Al principio no podía sentir nada. Tenía la cabeza embotada, como en una mala resaca. Un sonido agudo y desagradable recorría la distancia que va de un oído al otro, una y otra vez, una y otra vez. Lo único en el mundo era ese mareante, horrísono vaivén. No podía sentir nada más.

Poco a poco, muy, muy despacio, el chirrido se fue haciendo cada vez más tenue y, al mismo tiempo, el resto de sus sentidos empezaron a despertar.

Entonces sintió un sabor ácido, pútrido, que nacía en lo más profundo de su garganta. Abrió la boca. Quiso exhalar, pero no de su boca no salió nada. Notó que tenía sed. Quiso moverse pero se dio cuenta de que no podía mover los brazos.
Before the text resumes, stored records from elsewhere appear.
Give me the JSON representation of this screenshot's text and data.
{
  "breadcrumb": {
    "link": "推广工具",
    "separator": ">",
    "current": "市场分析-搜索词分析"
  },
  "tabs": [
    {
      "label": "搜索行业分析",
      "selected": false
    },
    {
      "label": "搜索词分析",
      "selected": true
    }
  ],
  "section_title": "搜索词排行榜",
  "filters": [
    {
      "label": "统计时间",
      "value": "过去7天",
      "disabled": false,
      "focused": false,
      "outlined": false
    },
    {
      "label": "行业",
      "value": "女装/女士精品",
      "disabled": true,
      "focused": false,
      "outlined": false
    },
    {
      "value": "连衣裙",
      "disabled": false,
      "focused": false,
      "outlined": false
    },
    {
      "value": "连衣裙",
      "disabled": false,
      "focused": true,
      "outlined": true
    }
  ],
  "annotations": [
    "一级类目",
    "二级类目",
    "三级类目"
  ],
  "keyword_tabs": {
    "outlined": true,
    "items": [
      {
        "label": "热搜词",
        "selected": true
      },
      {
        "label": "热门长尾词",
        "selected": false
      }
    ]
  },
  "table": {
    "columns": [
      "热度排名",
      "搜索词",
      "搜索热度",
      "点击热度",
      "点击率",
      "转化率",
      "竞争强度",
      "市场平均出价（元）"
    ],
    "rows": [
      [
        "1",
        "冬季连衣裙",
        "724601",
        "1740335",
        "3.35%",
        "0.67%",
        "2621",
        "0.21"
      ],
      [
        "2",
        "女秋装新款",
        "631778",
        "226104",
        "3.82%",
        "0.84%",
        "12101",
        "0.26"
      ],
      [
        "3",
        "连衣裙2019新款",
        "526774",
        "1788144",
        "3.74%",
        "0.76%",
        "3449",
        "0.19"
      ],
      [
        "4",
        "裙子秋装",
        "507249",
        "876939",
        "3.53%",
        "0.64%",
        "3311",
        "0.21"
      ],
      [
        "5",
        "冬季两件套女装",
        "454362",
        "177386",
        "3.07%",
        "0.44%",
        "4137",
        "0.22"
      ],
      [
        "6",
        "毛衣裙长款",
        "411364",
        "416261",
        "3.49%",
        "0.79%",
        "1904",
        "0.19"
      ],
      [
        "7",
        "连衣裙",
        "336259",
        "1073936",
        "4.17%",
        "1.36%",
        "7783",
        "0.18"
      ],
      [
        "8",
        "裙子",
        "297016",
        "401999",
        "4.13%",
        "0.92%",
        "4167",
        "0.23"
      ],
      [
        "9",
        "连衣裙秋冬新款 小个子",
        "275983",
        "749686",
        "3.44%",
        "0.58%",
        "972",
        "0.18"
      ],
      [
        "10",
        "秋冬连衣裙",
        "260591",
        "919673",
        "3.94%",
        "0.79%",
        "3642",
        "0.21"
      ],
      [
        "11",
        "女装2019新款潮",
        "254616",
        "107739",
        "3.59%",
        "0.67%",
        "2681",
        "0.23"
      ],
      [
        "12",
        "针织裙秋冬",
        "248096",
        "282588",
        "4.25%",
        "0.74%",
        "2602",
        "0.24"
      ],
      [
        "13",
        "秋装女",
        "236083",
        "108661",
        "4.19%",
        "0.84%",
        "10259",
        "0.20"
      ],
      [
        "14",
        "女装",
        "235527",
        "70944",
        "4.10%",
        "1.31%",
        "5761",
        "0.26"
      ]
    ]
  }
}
Entreabrió los ojos y solo vio oscuridad. Sus brazos colgaban exangües de un punto elevado e invisible. No los podía mover. Pero, como si por el acto de mirar hacia su propio cuerpo éste recupera súbitamente su existencia, sintió de pronto un dolor lacerante en las muñecas y en los hombros. La oscuridad era tal que no las veía, sus muñecas, pero sí sentía, nítido, el dolor de unos grilletes que las herían. Giró la cabeza y mordió o más bien hundió la boca en sus bíceps, buscando algo de calor o quizá algo de consuelo. El dolor era terrible. Percibió entonces el sabor metálico de un fresco hilo de sangre.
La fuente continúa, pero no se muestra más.